Dall’altro lato è necessario impedire che il ricorso al “sostegno esterno”, invece di essere una effettiva apertura a possibili compagni di strada, diventi lo strumento attraverso cui si convogliano in maniera organizzata e qualche volta truffaldina consensi su questo o quel candidato, facendo ricorso a persone che si muovono esclusivamente per interesse, e non per adesione ideale.
D’altronde, è doveroso che chi a un partito è iscritto, e magari per quel partito si impegna con costanza – sono rimasti in pochi, ma ci sono – abbia una voce in capitolo più forte, al momento di prendere delle decisioni, rispetto a chi si è appena avvicinato.
Si potrebbero fare molti esempi, in Italia, di situazioni in cui questo equilibrio non è stato trovato per nulla, e si sono prodotti danni sostanziosi: valga come esempio, per tutti, la gestione delle primarie liguri per l’indicazione del candidato alla presidenza della regione, nel 2015.
Di certo, in questo dibattito, la scelta fatta dai dirigenti del Labour sembra fortemente discutibile, e piuttosto orientata a difendere logiche che rischiano di essere completamente anacronistiche: impedire di votare per l’elezione del leader – che sarà proclamato a fine settembre – a chi a quel punto sarà iscritto al Labour da nove, otto, sette mesi, non si giustifica se non con la volontà di impedire un pronunciamento che, si teme, potrebbe essere decisivo far pendere la bilancia a favore di Corbyn.
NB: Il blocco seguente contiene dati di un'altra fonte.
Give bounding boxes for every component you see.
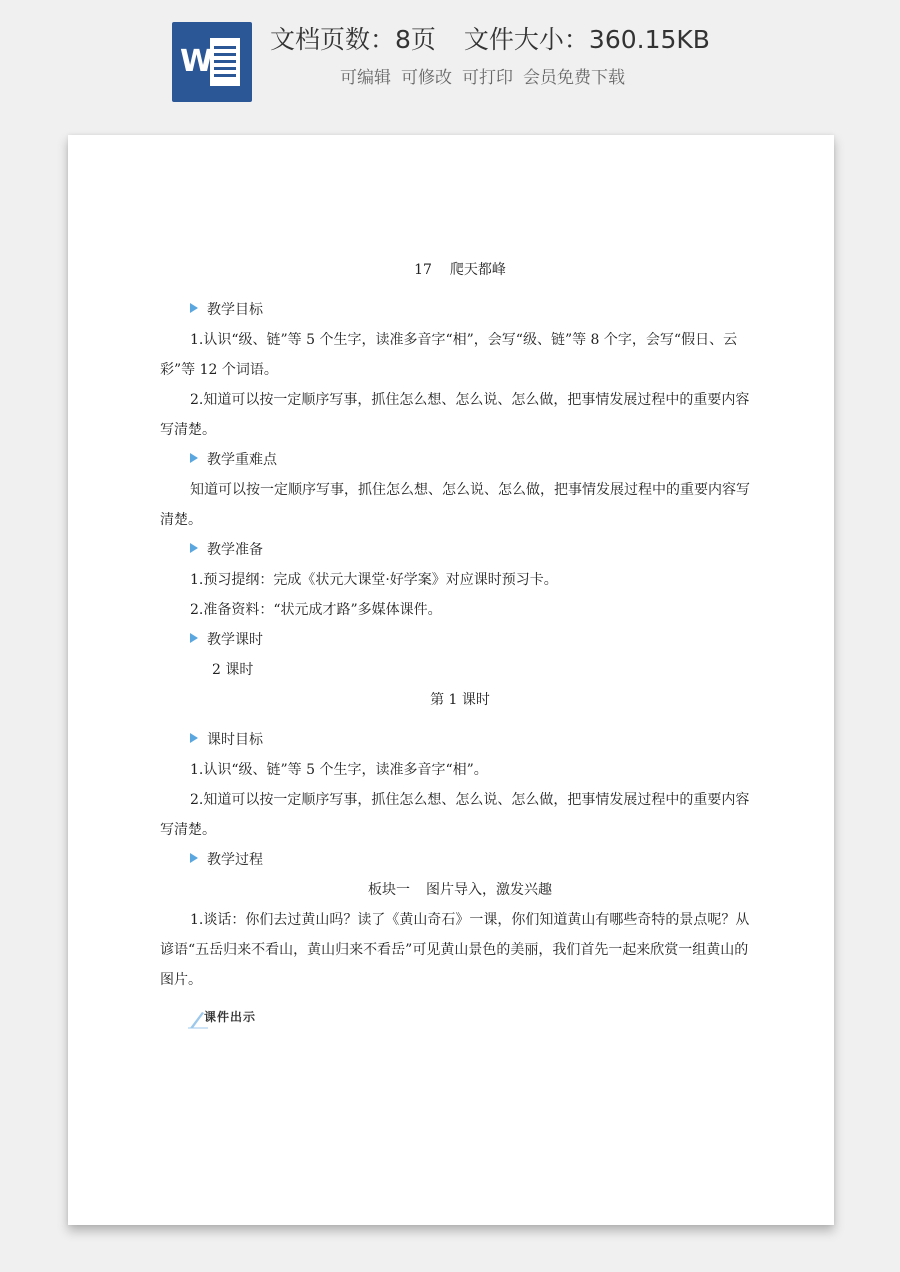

Si dice che si tratti di oltre centomila iscritti: quale organizzazione può permettersi di mettere da parte con leggerezza un numero così grande di aderenti ?
Di certo, come ricorda Helen Lewis, è opportuno che anche i suoi avversari si interroghino sulle ragioni del feeling così vasto fra Corbyn e una parte non trascurabile dell’elettorato laburista; per citare testualmente la commentatrice di NewStatesman: “As Labour leader, Corbyn makes people feel good about themselves and optimistic about the future. Anyone who wants to challenge him needs to understand that too, just as much as the electoral map or public attitudes to immigration or welfare”.
Insomma, anche sul Partito Laburista britannico si stanno abbattendo le contraddizioni che percorrono le nostre democrazie. I partiti, se vorranno ritornare ad avere un ruolo significativo all’interno dei nostri sistemi politici, dovranno provare a dare risposte alle questioni accennate. E dovranno essere risposte significative, di ampio respiro, che abbiano come obiettivo la trasparenza e l’effettiva partecipazione dei cittadini alla loro vita interna, non la sconfitta del rivale del momento. A oggi, il percorso da fare sembra ancora terribilmente lungo.